The article was basically valid but I didn't find myself thinking "yes, I hate
those damn things as well." More like "well, that can be mildly inconvenient,
but wtf, nobody's dead yet." I use jQuery for AJAX and it's so easy I'm not
sure I even want it built in to Django.

------
niels
"Bonus question: How can you generate a form with same form elements multiple
(and variable number) times, ala what happens with edit_inline?"

That is very easy, just create multiple instances of the same form object, and
give a unique prefix argument to each instance. See this blog post for more
info: [http://www.pointy-stick.com/blog/2008/01/06/django-tip-
compl...](http://www.pointy-stick.com/blog/2008/01/06/django-tip-complex-
forms/)

------
mrtron

         6.This can only create a form with a fixed number of   
      fields. While there are ways to generate forms with  
      variable number of fields, (generate the Form class   
      programatically), they are not easy or well documented. 
      (Remind me to write such tutorial sometime.)
    

I don't know if there are many tutorials, but this is pretty trivial.
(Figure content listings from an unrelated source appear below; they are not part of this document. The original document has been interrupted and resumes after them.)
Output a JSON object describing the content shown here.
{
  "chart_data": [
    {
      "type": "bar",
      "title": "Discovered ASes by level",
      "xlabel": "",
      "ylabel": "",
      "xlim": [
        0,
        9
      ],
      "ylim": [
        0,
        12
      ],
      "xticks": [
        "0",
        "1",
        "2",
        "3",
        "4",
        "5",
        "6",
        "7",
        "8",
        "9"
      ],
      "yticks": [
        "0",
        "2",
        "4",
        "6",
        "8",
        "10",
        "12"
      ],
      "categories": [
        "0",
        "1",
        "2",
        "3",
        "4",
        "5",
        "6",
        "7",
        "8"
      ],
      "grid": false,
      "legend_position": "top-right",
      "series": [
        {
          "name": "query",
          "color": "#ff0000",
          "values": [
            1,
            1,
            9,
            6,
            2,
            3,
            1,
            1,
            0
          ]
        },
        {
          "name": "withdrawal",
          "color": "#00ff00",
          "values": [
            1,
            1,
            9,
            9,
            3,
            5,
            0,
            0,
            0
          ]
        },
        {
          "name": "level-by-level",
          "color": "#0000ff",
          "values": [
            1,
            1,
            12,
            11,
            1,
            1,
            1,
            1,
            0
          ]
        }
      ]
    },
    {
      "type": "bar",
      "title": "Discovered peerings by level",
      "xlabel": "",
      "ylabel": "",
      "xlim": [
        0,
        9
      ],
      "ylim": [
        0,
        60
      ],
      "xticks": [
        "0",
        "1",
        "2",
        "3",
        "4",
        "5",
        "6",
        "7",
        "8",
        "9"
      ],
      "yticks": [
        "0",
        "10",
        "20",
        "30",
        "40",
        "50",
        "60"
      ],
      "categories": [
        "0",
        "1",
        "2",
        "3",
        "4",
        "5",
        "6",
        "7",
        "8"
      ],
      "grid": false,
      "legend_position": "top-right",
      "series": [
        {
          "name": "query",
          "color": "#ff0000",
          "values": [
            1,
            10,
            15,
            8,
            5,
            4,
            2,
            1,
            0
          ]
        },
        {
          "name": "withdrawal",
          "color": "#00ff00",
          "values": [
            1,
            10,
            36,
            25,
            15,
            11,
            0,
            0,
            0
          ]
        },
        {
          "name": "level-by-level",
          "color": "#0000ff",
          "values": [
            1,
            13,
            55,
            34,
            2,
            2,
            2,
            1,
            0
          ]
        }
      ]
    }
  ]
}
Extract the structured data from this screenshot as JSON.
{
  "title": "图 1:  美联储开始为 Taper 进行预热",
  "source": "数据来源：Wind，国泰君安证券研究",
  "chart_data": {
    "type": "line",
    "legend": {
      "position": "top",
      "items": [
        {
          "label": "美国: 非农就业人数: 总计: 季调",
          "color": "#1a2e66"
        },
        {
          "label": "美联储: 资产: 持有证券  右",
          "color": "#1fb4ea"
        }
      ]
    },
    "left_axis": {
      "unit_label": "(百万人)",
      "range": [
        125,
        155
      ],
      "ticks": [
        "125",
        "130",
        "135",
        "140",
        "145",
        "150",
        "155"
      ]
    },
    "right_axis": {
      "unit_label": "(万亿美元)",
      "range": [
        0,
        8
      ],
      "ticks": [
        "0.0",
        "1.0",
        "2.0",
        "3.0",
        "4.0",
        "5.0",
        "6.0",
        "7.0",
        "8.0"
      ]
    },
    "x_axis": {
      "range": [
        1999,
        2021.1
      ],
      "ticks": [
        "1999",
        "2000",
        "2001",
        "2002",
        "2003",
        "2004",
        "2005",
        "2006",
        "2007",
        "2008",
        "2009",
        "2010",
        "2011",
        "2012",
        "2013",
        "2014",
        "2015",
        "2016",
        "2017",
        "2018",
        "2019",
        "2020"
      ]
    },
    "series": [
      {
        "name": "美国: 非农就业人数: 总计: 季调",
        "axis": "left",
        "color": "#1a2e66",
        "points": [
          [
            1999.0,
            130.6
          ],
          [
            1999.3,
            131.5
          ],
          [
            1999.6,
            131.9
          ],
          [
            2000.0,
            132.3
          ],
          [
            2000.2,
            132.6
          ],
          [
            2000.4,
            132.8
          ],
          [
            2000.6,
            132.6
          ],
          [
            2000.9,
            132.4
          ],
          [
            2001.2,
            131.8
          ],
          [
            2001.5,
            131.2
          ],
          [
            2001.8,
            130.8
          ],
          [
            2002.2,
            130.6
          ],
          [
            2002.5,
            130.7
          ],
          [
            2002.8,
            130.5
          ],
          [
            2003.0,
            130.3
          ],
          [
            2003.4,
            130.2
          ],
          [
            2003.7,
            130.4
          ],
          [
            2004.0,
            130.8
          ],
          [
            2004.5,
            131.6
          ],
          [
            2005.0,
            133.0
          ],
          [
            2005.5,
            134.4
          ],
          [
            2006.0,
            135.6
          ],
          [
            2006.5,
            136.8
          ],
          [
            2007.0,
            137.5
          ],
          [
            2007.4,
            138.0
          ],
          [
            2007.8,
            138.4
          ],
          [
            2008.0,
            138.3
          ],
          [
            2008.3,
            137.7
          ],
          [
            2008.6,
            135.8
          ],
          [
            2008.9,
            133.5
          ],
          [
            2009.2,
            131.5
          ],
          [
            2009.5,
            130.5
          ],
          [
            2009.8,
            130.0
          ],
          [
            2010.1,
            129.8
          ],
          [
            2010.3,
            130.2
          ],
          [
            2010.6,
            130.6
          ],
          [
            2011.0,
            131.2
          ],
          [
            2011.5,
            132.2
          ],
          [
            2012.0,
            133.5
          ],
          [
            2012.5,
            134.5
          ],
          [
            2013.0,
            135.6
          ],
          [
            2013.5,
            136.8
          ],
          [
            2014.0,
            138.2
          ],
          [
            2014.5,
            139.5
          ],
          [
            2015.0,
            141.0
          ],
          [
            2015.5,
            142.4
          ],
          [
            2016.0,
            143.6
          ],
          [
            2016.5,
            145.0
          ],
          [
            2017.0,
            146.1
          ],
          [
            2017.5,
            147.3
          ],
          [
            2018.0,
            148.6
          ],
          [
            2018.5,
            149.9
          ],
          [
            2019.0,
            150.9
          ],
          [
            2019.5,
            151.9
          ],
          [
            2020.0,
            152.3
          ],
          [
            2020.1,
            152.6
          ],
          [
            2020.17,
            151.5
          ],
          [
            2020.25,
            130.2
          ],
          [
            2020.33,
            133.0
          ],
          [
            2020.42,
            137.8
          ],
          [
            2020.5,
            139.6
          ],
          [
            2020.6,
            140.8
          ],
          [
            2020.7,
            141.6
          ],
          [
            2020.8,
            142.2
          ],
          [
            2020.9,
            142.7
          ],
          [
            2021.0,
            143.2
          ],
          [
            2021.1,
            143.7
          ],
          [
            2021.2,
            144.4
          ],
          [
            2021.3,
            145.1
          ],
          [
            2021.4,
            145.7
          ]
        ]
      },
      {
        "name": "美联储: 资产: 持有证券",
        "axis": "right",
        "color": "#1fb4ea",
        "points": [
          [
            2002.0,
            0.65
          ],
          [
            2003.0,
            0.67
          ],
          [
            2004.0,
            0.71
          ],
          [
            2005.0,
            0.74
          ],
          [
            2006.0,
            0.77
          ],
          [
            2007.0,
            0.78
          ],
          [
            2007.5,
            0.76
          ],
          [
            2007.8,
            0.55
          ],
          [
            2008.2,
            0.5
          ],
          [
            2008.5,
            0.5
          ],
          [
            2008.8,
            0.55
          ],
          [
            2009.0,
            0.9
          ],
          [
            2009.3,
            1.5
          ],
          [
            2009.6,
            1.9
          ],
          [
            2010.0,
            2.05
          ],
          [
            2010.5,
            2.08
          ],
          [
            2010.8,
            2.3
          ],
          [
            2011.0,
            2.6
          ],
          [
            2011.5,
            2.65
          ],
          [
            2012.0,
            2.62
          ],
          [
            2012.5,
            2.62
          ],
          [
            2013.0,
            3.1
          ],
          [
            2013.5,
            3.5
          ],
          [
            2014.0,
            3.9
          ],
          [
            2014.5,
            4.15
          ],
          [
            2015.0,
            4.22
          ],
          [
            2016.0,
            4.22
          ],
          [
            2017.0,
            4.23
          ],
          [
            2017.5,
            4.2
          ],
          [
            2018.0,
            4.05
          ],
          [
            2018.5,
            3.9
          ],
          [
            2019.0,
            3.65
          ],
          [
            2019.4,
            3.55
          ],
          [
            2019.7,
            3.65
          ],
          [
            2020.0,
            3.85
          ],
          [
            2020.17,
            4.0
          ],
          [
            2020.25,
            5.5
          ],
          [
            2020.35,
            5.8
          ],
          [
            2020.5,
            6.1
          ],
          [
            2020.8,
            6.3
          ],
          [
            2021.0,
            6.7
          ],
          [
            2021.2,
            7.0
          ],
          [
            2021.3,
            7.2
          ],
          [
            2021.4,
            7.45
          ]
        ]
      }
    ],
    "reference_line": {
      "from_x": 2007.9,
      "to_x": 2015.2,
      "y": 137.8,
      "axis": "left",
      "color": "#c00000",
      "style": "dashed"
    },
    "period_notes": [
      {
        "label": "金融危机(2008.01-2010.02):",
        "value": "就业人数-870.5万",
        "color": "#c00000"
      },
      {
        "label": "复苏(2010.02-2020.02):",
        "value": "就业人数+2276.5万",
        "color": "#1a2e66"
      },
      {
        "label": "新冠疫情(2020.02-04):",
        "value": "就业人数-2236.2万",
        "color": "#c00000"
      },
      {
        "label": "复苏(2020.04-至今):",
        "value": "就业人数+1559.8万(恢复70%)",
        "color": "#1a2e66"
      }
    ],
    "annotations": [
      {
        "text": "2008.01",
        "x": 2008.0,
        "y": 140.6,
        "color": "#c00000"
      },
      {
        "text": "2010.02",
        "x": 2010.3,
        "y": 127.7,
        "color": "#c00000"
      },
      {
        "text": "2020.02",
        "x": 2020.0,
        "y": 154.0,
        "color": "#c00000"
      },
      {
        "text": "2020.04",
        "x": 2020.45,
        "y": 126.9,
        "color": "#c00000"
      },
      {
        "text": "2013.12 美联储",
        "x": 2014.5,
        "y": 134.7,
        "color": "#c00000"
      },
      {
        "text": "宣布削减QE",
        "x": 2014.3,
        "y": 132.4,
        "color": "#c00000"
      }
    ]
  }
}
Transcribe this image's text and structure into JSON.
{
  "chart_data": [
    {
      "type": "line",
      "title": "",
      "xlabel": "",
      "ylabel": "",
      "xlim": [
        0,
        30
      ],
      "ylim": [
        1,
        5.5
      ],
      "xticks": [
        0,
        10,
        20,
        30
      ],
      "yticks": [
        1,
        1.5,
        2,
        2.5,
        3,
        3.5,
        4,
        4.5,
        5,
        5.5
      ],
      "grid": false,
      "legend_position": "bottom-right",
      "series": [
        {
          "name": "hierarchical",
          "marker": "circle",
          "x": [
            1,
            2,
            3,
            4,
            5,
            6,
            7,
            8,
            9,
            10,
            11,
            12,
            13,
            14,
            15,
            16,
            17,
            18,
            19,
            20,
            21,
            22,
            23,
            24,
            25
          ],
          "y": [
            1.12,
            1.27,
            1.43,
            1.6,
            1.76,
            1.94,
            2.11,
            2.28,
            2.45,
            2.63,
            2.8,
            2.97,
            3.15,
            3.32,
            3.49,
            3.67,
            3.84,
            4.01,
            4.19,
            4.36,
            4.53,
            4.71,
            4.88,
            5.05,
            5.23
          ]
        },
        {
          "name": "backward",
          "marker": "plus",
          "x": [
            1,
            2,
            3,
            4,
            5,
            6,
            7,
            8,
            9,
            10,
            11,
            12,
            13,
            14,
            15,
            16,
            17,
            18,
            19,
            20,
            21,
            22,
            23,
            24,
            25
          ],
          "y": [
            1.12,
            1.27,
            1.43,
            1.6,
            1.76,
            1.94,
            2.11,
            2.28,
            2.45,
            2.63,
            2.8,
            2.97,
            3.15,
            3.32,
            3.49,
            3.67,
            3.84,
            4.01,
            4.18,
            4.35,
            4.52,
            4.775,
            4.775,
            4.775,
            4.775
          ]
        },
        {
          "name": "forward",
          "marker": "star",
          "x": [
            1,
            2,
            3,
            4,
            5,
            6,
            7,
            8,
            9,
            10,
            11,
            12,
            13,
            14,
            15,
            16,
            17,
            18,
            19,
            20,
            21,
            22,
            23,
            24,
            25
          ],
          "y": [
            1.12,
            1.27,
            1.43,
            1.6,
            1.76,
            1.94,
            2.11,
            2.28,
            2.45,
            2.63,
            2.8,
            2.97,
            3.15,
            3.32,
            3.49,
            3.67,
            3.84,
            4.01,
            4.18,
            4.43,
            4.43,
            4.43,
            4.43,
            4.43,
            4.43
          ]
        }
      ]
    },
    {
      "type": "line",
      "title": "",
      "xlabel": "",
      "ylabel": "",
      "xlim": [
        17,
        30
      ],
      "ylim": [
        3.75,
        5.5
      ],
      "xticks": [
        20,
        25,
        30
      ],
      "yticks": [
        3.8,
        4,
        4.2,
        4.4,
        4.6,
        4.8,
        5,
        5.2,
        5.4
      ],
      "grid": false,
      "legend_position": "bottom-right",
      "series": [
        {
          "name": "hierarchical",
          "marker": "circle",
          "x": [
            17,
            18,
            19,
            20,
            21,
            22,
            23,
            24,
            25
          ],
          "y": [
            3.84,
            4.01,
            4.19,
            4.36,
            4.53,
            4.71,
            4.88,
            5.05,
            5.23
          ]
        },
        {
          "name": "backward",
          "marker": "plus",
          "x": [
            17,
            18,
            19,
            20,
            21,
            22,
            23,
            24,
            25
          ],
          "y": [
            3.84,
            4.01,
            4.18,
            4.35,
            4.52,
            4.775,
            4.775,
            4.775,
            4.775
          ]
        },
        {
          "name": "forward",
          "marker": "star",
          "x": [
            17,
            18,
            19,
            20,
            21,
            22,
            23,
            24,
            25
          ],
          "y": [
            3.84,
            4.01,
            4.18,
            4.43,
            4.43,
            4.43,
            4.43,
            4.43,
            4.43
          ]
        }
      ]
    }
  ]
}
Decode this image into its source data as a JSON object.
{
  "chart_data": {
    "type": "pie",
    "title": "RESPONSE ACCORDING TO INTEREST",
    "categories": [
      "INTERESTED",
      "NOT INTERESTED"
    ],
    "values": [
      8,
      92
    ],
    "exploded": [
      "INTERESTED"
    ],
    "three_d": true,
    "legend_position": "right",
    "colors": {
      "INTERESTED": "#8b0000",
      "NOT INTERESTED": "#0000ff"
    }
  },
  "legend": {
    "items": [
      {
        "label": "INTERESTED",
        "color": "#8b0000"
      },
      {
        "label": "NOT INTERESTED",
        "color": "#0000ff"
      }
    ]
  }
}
The rest are valid points.

------
g00dn3ss
One of the biggest drawbacks for me is the crazy assumption that I should
check out directly from their repository and use whatever half baked thing
happens to be in there at the time. Sure, I can use the stable version but
then none of the plug-ins work. The whole Django website is built around the
assumption that I'm running directly from the repository.

------
evdawg
I think the author misses two of Django's biggest drawbacks (at least for me):

1\. Lack of migrations

2\. Poor REST support